Автор этих строк появился на свет и первые тридцать пять самых счастливых лет своей жизни почти безвыездно провёл в затерянном на бескрайних колымских просторах небольшом национальном якутском селе.
Сейчас мы живём в Магадане, в четырёхстах километрах от родины. Порывы первого весеннего ветра несут прямиком в сердце целый сонм ярких, слегка приправленных горечью образов. Душа рвётся назад, на просторы Тасканской долины. Всё плохое давно забыто, и в памяти всплывают только самые счастливые мгновения. Весной все старые инстинкты и чувства обостряются – и тогда копошащаяся в снегу у мусорного бака светлая голубка кажется готовящейся взлететь с диким хохотом белой куропаткой, а замеченный краем глаза колышимый ветром чёрный мусорный пакет на вершине дерева представляется глухарём, токующим на ветке.
В ушах звучит хруст подмороженного за ночь снега на широкой охотничьей лыжне, шум течения Таскана, так и норовящего плеснуть ледяной воды за отвороты высоких болотных сапог, первое осторожное пощёлкивание каменного глухаря в раннем утреннем сумраке. В груди нарастает знакомое волнение, а память сама воскрешает картины такого близкого и далёкого одновременно прошлого. Мысленно я уже там, на родине, и первые моменты пробуждения от долгого зимнего сна природы Центральной Колымы (или, как говорят в колымской столице, «трассы») невольно сами выстраиваются в цепочку светлых воспоминаний.
До перелётных птиц и начала весенней охоты ещё далеко, и первыми вестниками весны становятся две совсем не певчие, а вдобавок к тому ещё и чёрные как смоль птицы. Первая из них – ворон, персонаж многих северных сказок и легенд. Птица, сколь глубоко северными народами уважаемая, столь часто и становящаяся в их же преданиях объектом насмешек. Первое, думается, происходит от того, что ворон не вертит хвостом и даже в самые лютые морозы остаётся верен избранной территории. Ну а добродушное подтрунивание проистекает всё из той же обыденности: о ком ещё рассказывать забавные истории, как не о ближнем соседе, которого видишь каждый день!

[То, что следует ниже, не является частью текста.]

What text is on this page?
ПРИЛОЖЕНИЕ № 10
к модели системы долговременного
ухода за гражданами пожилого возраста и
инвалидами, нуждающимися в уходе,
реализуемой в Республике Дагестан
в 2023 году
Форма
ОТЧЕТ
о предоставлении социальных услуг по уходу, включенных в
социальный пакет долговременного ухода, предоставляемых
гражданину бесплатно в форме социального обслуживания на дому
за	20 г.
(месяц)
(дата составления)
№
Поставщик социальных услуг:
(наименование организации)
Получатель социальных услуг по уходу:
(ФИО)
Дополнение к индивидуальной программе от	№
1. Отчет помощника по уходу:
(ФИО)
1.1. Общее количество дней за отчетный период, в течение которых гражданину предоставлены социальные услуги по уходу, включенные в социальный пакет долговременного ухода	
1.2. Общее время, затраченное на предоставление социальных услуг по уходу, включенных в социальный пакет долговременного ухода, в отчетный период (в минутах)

Ранней весной небо всецело принадлежит семье воронов. И с первыми ещё едва заметными намёками на весну они начинают свои свадебные игры. Вороны гоняются друг за другом, звонко кричат и выделывают в воздухе немыслимые кульбиты. Но стоит постороннему ворону-одиночке в поисках общения либо пищи завернуть на их территорию, все игры сразу заканчиваются. Пара немедленно набрасывается на пришельца и с позором его изгоняет. Возле нашего жилья на самом краю посёлка много лет кормилась семья воронов, которых можно было легко распознать: огромный старый самец имел прямо посередине своего видавшего виды хвоста белое перо. Вороны живут долго, и я надеюсь, что они или их потомки благополучно пережили все минувшие морозные зимы и по сей день по-прежнему встречают весну криками и воздушными играми.

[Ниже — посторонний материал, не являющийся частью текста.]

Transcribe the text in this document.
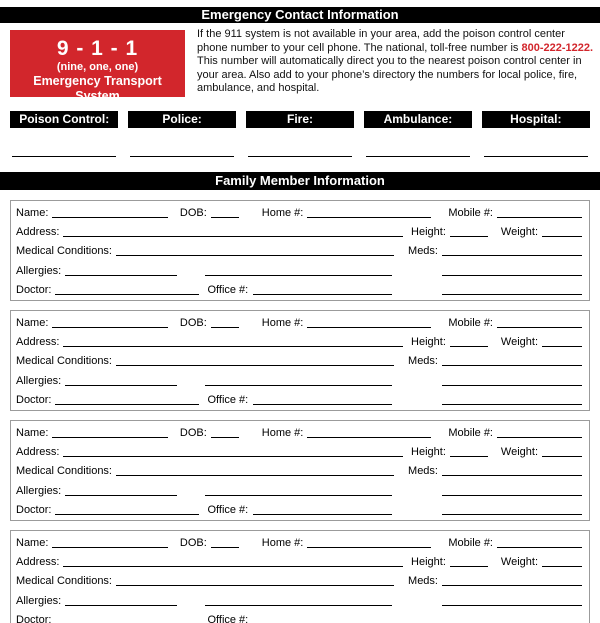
Emergency Contact Information
9 - 1 - 1
(nine, one, one)
Emergency Transport System

If the 911 system is not available in your area, add the poison control center phone number to your cell phone. The national, toll-free number is 800-222-1222. This number will automatically direct you to the nearest poison control center in your area. Also add to your phone’s directory the numbers for local police, fire, ambulance, and hospital.

Poison Control:	Police:	Fire:	Ambulance:	Hospital:
Family Member Information
Name:	DOB:	Home #:	Mobile #:
Address:	Height:	Weight:
Medical Conditions:	Meds:
Allergies:
Doctor:	Office #:
Name:	DOB:	Home #:	Mobile #:
Address:	Height:	Weight:
Medical Conditions:	Meds:
Allergies:
Doctor:	Office #:
Name:	DOB:	Home #:	Mobile #:
Address:	Height:	Weight:
Medical Conditions:	Meds:
Allergies:
Doctor:	Office #:
Name:	DOB:	Home #:	Mobile #:
Address:	Height:	Weight:
Medical Conditions:	Meds:
Allergies:
Doctor:	Office #:
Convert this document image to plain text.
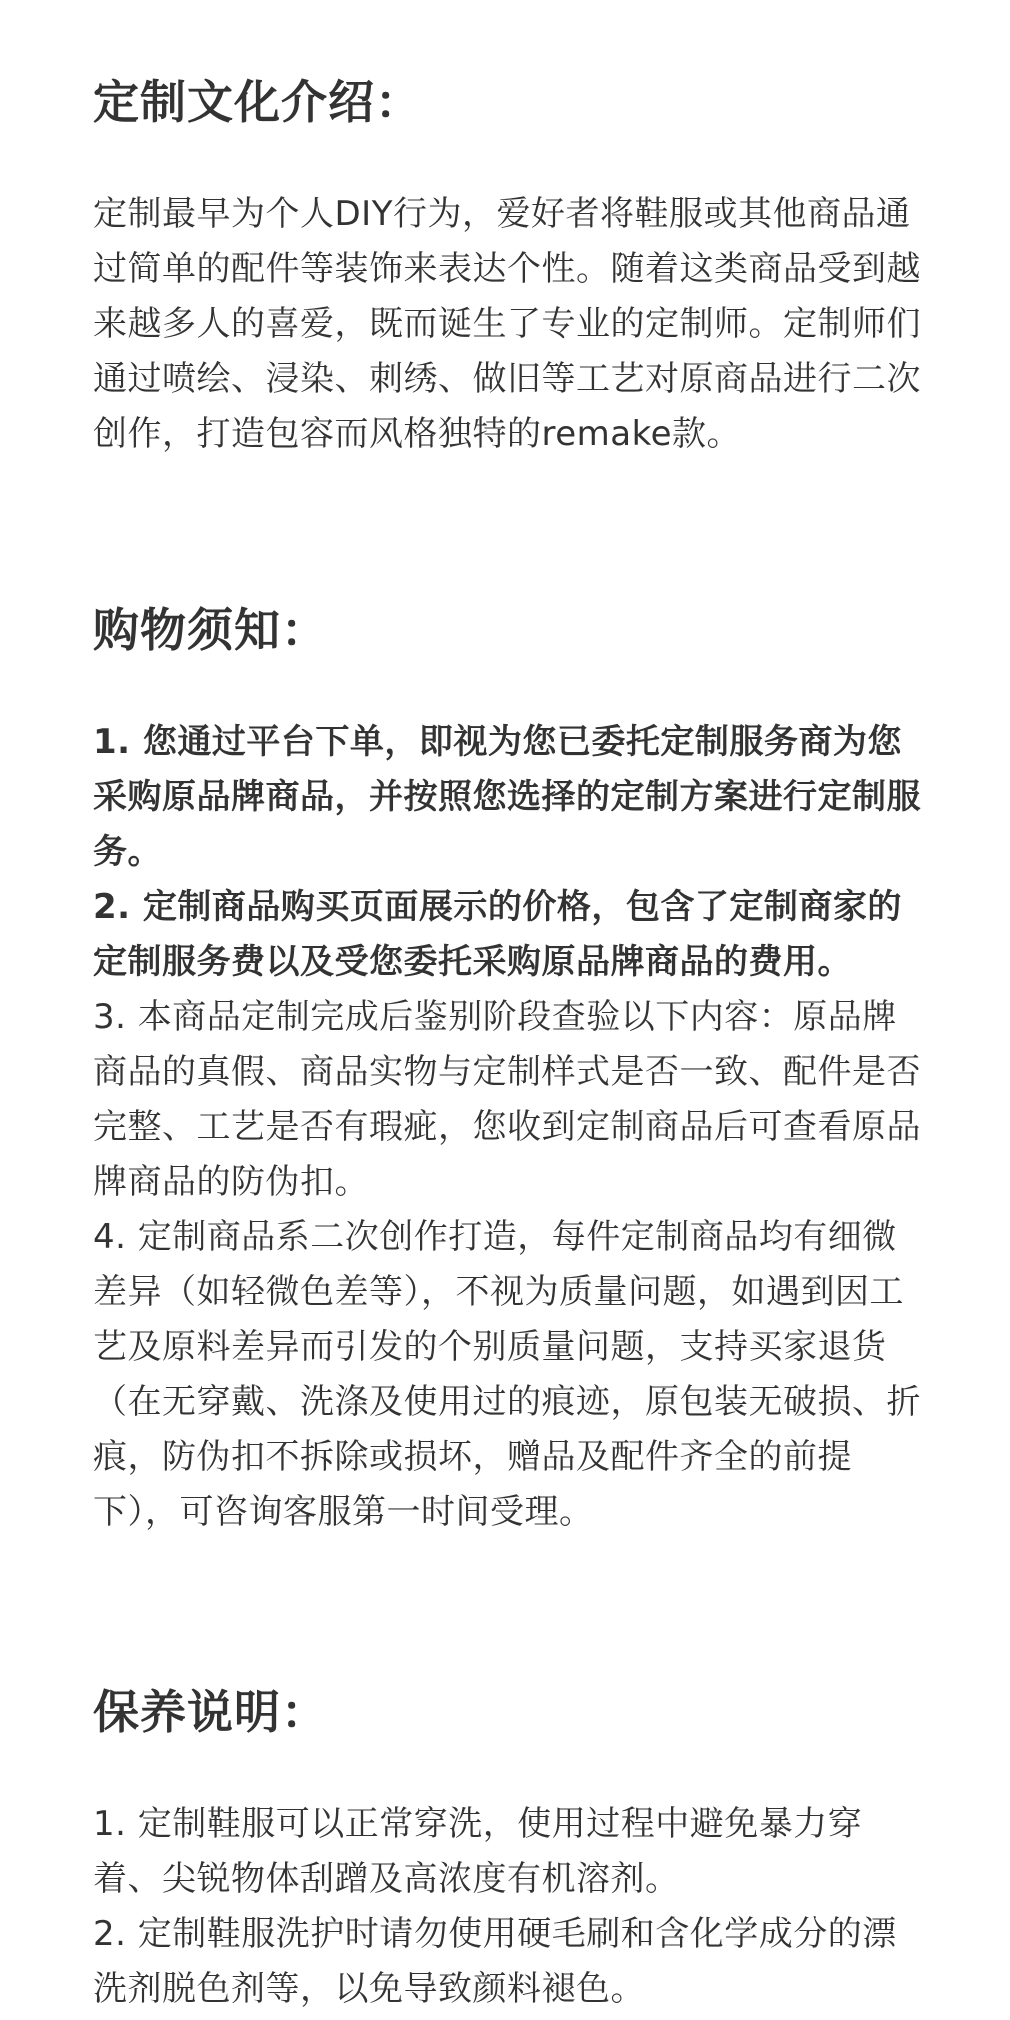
定制文化介绍：

定制最早为个人DIY行为，爱好者将鞋服或其他商品通过简单的配件等装饰来表达个性。随着这类商品受到越来越多人的喜爱，既而诞生了专业的定制师。定制师们通过喷绘、浸染、刺绣、做旧等工艺对原商品进行二次创作，打造包容而风格独特的remake款。

购物须知：

1. 您通过平台下单，即视为您已委托定制服务商为您采购原品牌商品，并按照您选择的定制方案进行定制服务。

2. 定制商品购买页面展示的价格，包含了定制商家的定制服务费以及受您委托采购原品牌商品的费用。

3. 本商品定制完成后鉴别阶段查验以下内容：原品牌商品的真假、商品实物与定制样式是否一致、配件是否完整、工艺是否有瑕疵，您收到定制商品后可查看原品牌商品的防伪扣。

4. 定制商品系二次创作打造，每件定制商品均有细微差异（如轻微色差等），不视为质量问题，如遇到因工艺及原料差异而引发的个别质量问题，支持买家退货（在无穿戴、洗涤及使用过的痕迹，原包装无破损、折痕，防伪扣不拆除或损坏，赠品及配件齐全的前提下），可咨询客服第一时间受理。

保养说明：

1. 定制鞋服可以正常穿洗，使用过程中避免暴力穿着、尖锐物体刮蹭及高浓度有机溶剂。

2. 定制鞋服洗护时请勿使用硬毛刷和含化学成分的漂洗剂脱色剂等，以免导致颜料褪色。
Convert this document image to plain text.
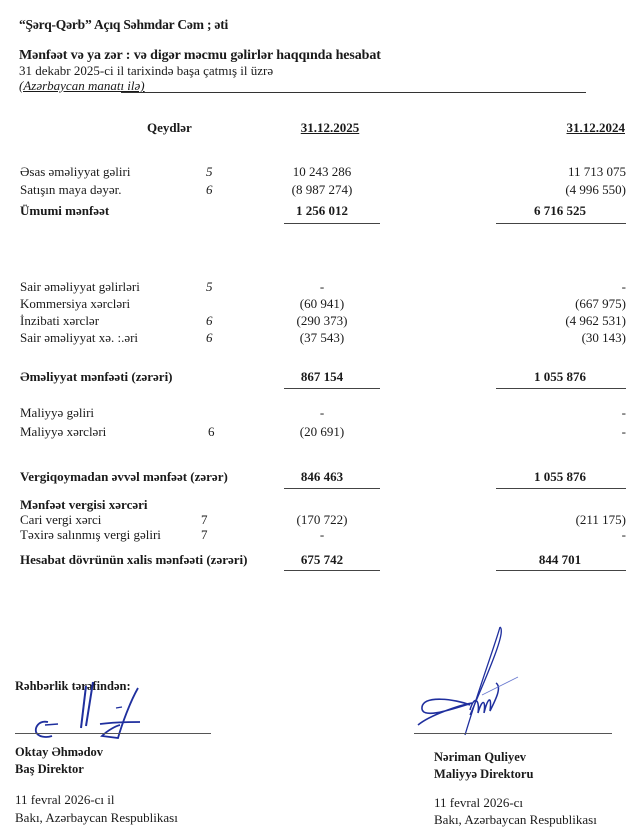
“Şərq-Qərb” Açıq Səhmdar Cəm ; əti
Mənfəət və ya zər : və digər məcmu gəlirlər haqqında hesabat
31 dekabr 2025-ci il tarixində başa çatmış il üzrə
(Azərbaycan manatı ilə)
Qeydlər	31.12.2025	31.12.2024
Əsas əməliyyat gəliri	5	10 243 286	11 713 075
Satışın maya dəyər.	6	(8 987 274)	(4 996 550)
Ümumi mənfəət	1 256 012	6 716 525
Sair əməliyyat gəlirləri	5	-	-
Kommersiya xərcləri	(60 941)	(667 975)
İnzibati xərclər	6	(290 373)	(4 962 531)
Sair əməliyyat xə. :.əri	6	(37 543)	(30 143)
Əməliyyat mənfəəti (zərəri)	867 154	1 055 876
Maliyyə gəliri	-	-
Maliyyə xərcləri	6	(20 691)	-
Vergiqoymadan əvvəl mənfəət (zərər)	846 463	1 055 876
Mənfəət vergisi xərcəri
Cari vergi xərci	7	(170 722)	(211 175)
Təxirə salınmış vergi gəliri	7	-	-
Hesabat dövrünün xalis mənfəəti (zərəri)	675 742	844 701
Rəhbərlik tərəfindən:
Oktay Əhmədov
Baş Direktor
11 fevral 2026-cı il
Bakı, Azərbaycan Respublikası
Nəriman Quliyev
Maliyyə Direktoru
11 fevral 2026-cı
Bakı, Azərbaycan Respublikası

Второй весенний глашатай, не менее чёрный и такой же горластый, – дятел желна. У него, правда, траурное одеяние оживляется яркой красной шапочкой (у кавалера она большая, от клюва во всю голову до самой шеи, у его подруги – совсем маленькая, в виде красной «искры» на макушке). В отличие от ворона желна не устраивает авиашоу, его конёк – барабанный бой. Когда-то в посёлке лучшими музыкальными инструментами дятлов были столбы электролиний, сухие, твёрдые и звенящие при ударе.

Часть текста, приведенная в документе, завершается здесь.